Last week I attended Surry Central’s graduation.
Over the past 22+ years as a journalist I have covered a number of graduations either as the reporter or the photographer. Which means I’ve sat through a whole lot of speeches in my time.
Unfortunately, my own high school graduation is one where I didn’t get to hear the speeches — at least not most of them.
The North Surry Class of 1989 held its ceremony on the football field where it had rained earlier in the day. Perhaps the moisture was to blame, perhaps it was just old or faulty wiring, but the microphone started cutting in and out during the ceremony.
It was really upsetting because a good friend was giving one of those speeches, but I couldn’t make out half of what Kim was saying.
When it came time to hand out diplomas, the skies were dark and threatening. I got my piece of paper, but somewhere around the R’s or S’s, the heavens opened and buckets of water fell.
We quickly decided it wasn’t worth it to stand in water to stand on ceremony and made a run for the nearest open buildings.
It’s crazy, but there are people I was very close with in high school that ran off in some direction and I didn’t see where. And I never saw them again. Never. Some went off to college. Some went to work. I went to Fort Benning, Georgia. How could you spend so much time together over four years (or six years back to Gentry) and then people just disappear from your life? It can happen. It will happen to many of these new graduates.
That’s just one of many harsh truths I would share with seniors — if I wanted to give the biggest downer of a speech in graduation history — your friends won’t be your friends much longer, at least not all of them. Better learn to make new ones.
Another harsh truth: you learn to make friends in school. You have to, especially when you move from a small elementary school to a consolidated middle school.

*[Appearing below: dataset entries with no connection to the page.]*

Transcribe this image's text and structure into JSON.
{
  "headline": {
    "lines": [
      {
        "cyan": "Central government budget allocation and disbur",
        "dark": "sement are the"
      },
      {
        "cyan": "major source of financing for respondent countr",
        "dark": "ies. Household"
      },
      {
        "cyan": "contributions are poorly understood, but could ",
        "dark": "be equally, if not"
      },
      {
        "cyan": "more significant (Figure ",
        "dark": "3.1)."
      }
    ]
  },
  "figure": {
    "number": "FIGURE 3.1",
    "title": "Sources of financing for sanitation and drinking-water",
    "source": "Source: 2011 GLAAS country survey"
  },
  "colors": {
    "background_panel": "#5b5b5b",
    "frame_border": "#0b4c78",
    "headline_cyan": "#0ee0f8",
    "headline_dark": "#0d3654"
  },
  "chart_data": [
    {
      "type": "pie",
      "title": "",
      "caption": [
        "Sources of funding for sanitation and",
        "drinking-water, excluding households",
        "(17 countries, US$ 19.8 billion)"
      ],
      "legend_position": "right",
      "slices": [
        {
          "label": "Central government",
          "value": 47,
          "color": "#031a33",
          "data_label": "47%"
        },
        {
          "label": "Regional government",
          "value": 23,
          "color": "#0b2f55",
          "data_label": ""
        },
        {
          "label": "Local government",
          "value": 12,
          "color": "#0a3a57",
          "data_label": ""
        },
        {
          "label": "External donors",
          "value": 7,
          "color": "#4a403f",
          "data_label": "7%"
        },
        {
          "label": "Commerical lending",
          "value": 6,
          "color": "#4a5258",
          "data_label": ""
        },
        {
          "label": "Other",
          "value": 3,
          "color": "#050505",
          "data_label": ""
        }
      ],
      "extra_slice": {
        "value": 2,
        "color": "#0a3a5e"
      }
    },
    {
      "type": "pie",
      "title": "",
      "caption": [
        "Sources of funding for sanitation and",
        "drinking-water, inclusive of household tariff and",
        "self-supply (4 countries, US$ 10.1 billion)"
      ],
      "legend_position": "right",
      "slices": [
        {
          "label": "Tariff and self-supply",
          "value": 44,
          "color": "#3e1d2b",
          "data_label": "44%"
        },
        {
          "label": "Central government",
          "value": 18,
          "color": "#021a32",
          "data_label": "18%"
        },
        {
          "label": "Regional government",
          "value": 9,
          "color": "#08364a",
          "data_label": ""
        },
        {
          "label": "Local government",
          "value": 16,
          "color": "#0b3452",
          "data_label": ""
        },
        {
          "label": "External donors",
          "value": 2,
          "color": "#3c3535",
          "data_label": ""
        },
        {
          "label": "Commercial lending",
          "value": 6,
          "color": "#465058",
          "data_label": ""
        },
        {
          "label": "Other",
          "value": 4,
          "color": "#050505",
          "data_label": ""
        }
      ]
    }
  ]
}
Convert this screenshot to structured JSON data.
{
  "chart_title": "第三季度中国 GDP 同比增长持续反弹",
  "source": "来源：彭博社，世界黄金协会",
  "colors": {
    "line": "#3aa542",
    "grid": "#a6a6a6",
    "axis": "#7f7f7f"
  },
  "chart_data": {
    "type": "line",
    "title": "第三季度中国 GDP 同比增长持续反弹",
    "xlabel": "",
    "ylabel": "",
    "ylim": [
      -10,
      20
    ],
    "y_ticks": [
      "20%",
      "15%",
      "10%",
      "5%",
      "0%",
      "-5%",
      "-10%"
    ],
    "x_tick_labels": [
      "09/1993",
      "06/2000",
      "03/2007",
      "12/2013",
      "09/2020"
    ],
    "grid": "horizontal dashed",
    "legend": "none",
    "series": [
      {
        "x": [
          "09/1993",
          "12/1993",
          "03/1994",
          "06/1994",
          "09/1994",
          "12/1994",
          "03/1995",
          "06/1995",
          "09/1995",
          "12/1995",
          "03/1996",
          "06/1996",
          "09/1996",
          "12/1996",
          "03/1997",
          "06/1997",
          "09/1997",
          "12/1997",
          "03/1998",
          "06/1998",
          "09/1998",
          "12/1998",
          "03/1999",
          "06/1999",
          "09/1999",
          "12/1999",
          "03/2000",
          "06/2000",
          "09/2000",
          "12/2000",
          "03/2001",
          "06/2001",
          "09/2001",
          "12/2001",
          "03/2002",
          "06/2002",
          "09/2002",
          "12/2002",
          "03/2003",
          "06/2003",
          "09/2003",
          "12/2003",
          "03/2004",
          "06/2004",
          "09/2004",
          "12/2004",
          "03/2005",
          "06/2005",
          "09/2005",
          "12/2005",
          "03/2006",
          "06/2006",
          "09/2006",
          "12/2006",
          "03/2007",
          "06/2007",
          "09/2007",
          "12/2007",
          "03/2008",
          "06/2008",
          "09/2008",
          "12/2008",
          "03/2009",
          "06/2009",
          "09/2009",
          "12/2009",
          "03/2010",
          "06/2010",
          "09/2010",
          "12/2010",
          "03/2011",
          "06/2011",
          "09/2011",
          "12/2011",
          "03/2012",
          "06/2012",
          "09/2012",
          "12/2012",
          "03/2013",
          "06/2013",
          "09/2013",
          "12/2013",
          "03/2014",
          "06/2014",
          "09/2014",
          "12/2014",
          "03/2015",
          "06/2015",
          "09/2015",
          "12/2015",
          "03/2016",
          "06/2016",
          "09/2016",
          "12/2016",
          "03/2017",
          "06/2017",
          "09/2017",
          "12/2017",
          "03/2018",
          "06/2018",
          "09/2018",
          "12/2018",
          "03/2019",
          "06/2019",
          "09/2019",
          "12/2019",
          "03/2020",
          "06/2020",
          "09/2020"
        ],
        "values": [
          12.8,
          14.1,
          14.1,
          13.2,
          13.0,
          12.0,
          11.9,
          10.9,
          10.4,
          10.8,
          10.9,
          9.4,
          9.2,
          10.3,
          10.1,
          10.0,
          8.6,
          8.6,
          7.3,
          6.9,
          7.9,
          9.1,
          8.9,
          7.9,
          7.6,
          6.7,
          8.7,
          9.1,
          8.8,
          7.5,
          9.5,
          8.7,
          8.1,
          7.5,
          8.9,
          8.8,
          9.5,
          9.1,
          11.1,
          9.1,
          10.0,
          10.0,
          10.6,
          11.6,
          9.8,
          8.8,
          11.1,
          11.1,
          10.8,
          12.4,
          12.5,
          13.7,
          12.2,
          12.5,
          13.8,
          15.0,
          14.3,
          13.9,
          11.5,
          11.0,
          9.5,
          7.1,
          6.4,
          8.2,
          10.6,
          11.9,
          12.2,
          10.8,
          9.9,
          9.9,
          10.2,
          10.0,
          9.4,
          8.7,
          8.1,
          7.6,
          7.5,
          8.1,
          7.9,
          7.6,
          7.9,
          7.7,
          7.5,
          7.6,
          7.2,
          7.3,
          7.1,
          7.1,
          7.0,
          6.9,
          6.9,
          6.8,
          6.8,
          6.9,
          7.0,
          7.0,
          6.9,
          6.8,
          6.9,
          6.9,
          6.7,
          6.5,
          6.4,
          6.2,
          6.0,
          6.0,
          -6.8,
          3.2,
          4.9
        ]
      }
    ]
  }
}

To a lesser extent you may do that every year because you might not have a class with your best friends, or you might get separated and have to sit on opposite sides of the room (that sounds familiar).
But, making friends is a skill. And like any other skill, if you don’t use it, it gets rusty. Five years after school (whether it’s high school or college) making new friends will seem harder than it used to be. In 20 years, many folks would rather stay in and watch TV every night than fumble their way through trying to make a friend. Try to keep that skill sharp over the years.
Here’s one specifically for all you brainy kids with the table runners and the curtain ties draped over you as you cross the stage. For many of you, being smart won’t matter in 10 years. Maybe you’ll get your bachelor’s degree, then a master’s and then the world is your oyster. But, most likely you will wind up working for some corporation where the person calling the shots isn’t as smart as you, but knows how to kiss up to the right people and play office politics.
You will find yourself making suggestions to improve the company that either are ignored because that person isn’t smart enough to see the benefit, or your supervisor will steal the idea and pass it off to his or her boss as an original idea. It happens all the time.
Here is another truth: most of you will always feel poor. You may not actually be poor, but you’ll feel like it. There is an old saying that work will expand to fit the time allowed. If your teacher gives you three days to write a paper, it will take you three days to write it. If the teacher gives you a week, somehow that same paper will take you a week.
The same thing happens with paychecks. No matter how much you make (unless you are way overpaid), you will find your bills expand to take up all your money. It starts with things like a car. You had some piece of crap in high school, but now you want something reliable to get to your first real job. But then you get married and want a family car. Then you have kids and want a minivan or SUV. The price tag goes up and up.
The same thing happens with where you live and how much that costs you. If you make more money, you will spend it on a nicer place. And you will still be broke on Thursday night waiting for that direct deposit on Friday.
When I got married, my wife and I thought we needed to rush out and get all the things our parents had. The difference was that our parents spent years working and saving and slowly accumulating possessions. They didn’t just go out and buy a living room set, an entertainment center, a TV, a VCR (yeah, yeah, I’m old) and home stereo system.
Start small, be humble and remember that we really do appreciate the things that we work the hardest to achieve — whether it’s buying that first new car or holding that college degree or taking home a sweet Les Paul with a Heritage Cherry burst and ‘57 retro humbucker pickups and … ahem, I digress.
Things that come easy feel disposable. When we work hard for it, we’ve earned it.
Now all you’ve got to do is figure out what you care about enough to work hard for it.